Brussels sources have claimed David Frost, the Prime Ministers chief negotiator, could give way to give the impression the trade talks are not failing.
But Ms Macdonald insisted Downing Street should press on with its plans to make Britain an independent coastal state by the end of the year.
She said: “It’s absolutely key that we leave the Common Fisheries Policy at the end of this year. And there is no reason why that shouldn’t be the case.”
Meanwhile, the National Federation of Fishermens Organisations said British negotiators should press on despite the threat of French retaliation to what will be a drastically changed fisheries deal.
Its chief executive, Barrie Deas, said: “Given there is a line down the middle of the Channel, you could expect zonal attachment to be something a little bit more equal.
“If there is any change to those quota shares or any other aspect that affects French fishermen, as day follows night there will be blockades – theyve done it for much less in the past.”

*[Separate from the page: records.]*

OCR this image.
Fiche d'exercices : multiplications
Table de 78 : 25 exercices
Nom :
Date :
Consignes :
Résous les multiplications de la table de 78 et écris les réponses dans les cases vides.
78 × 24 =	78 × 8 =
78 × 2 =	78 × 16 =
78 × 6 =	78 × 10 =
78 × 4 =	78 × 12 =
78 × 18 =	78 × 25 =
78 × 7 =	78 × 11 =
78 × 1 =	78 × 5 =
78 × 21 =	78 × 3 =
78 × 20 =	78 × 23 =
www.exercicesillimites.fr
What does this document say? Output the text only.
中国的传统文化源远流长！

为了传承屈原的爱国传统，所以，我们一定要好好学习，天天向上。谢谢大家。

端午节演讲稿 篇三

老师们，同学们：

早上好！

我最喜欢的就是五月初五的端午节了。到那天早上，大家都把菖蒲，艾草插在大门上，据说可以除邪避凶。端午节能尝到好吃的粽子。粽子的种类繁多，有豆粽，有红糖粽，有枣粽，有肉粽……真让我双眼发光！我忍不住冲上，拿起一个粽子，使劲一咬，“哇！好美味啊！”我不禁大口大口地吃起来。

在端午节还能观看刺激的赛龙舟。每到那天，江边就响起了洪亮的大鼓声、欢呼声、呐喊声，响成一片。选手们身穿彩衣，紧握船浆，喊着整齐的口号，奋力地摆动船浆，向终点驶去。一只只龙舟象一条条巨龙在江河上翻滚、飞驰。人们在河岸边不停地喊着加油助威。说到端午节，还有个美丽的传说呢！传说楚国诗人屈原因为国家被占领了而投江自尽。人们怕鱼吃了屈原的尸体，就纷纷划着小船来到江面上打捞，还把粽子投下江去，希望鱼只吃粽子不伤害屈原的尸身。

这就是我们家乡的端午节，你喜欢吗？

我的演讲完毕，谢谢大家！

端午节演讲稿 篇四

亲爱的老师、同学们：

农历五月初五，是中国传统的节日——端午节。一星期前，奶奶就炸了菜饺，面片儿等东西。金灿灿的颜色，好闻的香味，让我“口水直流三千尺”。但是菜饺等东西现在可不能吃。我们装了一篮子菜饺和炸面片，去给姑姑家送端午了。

He added: “We want to secure the UK’s future as an independent coastal state and all that follows from that in terms of fair quota shares, and the benefits for our coastal communities.”
In a bid to quash any speculation of a British capitulation on fisheries, Mr Johnsons official spokesman insisted the countrys negotiators would not cave to the EUs demands.
“This is wishful thinking by the EU. We have always been clear there is no question of splitting the difference on level-playing field or fish,” the spokesman said.
“We arent compromising on this because our position on this is fundamental to our status as an independent, sovereign country. Any agreement has to deal with this reality.”
He added: “We have set out what we are looking for.
“What we cant do is agree to any EU demands to give away on our rights as an independent state.”
British negotiators have so far resisted Brussels fisheries proposals, which they believe is a continuation of the Common Fisheries Policy, in the last three rounds of talks.
The UK is seeking a Norway-style agreement with annual negotiations on access and fishing rights divided using “zonal attachment”, based on where fish are found, rather than “historic patterns” favoured by the bloc.
But Mr Barnier, who has signalled a willingness to compromise, wants his counterpart to drop the demand in order to find a middle ground.
A UK Government spokesman said: “On fisheries, the Political Declaration clearly sets out that a separate agreement should be in force in July, ahead of the other agreements, but the EU continues to push for one single overarching agreement.
“We are fully committed to agreeing fishing provisions in line with the Political Declaration, but the EU continues to insist on access to UK fishing waters in a way that is incompatible with our future status as an independent coastal state.
“Clearly we will not agree to arrangements that are unbalanced and against the interests of the UK fishing industry.”